What could be some Classification techniques to classify a tree of webpages given the category of each webpage


I want to perform a website classification task where I have modeled a website as a tree of webpages. I already have a model which can assign categories to the nodes in the tree (webpages). I need guidance on how can I combine those node categories to get the overall category of the tree. What classification techniques could be used ? As of now I know about usage of markov chains for this task from this research paper, Web Site Mining. I would be grateful if i could get some more ideas about how to perform the task.

Samyak Jain

Posted 2018-05-11T07:22:28.283

Reputation: 41

Do you have any websites which you or some other people have already assigned a label for the overall tree? – JahKnows – 2018-05-11T07:50:58.350

Yes I have labelled data for domains. – Samyak Jain – 2018-05-11T07:54:07.460

And you can already automatically label the nodes (webpages) of your tree? – JahKnows – 2018-05-11T07:57:24.740

Yes I have a model that assigns categories to a node from a predefined set of categories and also I have labeled data for the domains , where each label is domain category. As of now I need some suggestions how to assemble node categories to generate an overall category. – Samyak Jain – 2018-05-11T08:00:27.543



There are of course a number of ways this can be done, such as majority voting or some other rule-based algorithm, however it can also be done through supervised learning since you have some labels for the trees.

I would make the input space of my model the normalized frequency of the categories for a tree. This means you will need a dictionary of possible categories for the nodes, usually obtained from your training set. Then you can tabulate the frequency of instances.

For example if we have a website with the following node classes:

  • News: 5
  • Opinions: 9
  • About: 1

Then we can formulate our input vector as $[0.33, 0.6, 0.067]$.

You can then train this model using your already labeled trees. The model will then be capable of classifying future trees in this same way.

To determine the top $K$ classes for a tree you will need a model which can do this (most can). If you use K-NN (different K) then you can pick the $K$ closest neighbourhoods. With Random Forests or Naive Bayes you can pick the $K$ classes with the highest probabilities.

To consider the fact that you have a list of $K$ categories for each node you can add a weighting when calculating the normalized frequencies. For example let's say we have 3 classifications and the following webpages (nodes).

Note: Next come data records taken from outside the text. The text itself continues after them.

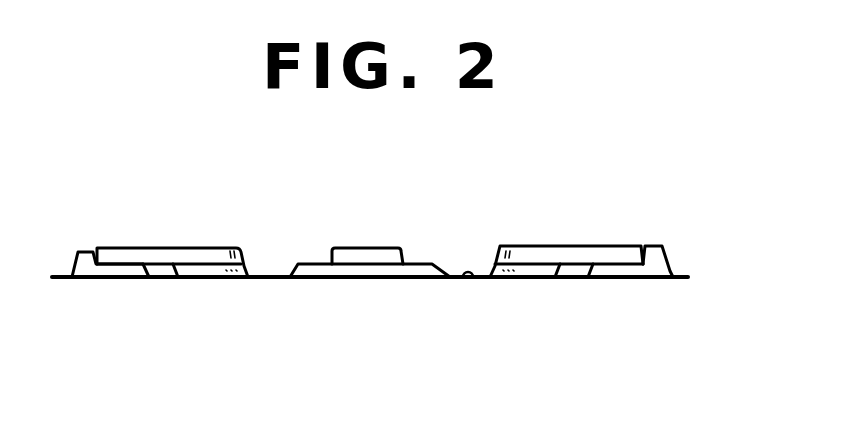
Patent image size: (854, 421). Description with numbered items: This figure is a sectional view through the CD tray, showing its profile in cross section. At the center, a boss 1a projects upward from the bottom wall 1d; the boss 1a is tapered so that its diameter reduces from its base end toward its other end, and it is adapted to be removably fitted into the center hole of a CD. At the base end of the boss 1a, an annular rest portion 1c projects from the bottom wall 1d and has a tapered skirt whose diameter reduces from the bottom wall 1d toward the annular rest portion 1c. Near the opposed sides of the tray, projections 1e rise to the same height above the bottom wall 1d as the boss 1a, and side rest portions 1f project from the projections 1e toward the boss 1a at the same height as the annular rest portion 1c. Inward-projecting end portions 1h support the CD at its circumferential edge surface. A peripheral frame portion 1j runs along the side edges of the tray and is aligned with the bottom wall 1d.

The boss 1a is at (372, 248).
The annular rest portion 1c is at (312, 262).
The bottom wall 1d is at (473, 274).
The projections 1e is at (94, 250).
The side rest portions 1f is at (143, 263).
The inward-projecting end portions 1h is at (224, 248).
The peripheral frame portion 1j is at (688, 272).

  • Page 1: News, Opinion, Commentary
  • Page 2: News, Advertisement, Opinion
  • Page 3: Commentary, News, Adverisement
  • Page 4: News, Opinion, Advertisement

Then the input vector can be calculated by awarding 3 points to the first category, 2 to the next and 1 to the last. This results in $[0.49, 0.21,0.17, 0.17]$. Alternatively, if you have a probability for these classifications you can use that as the weighting factor.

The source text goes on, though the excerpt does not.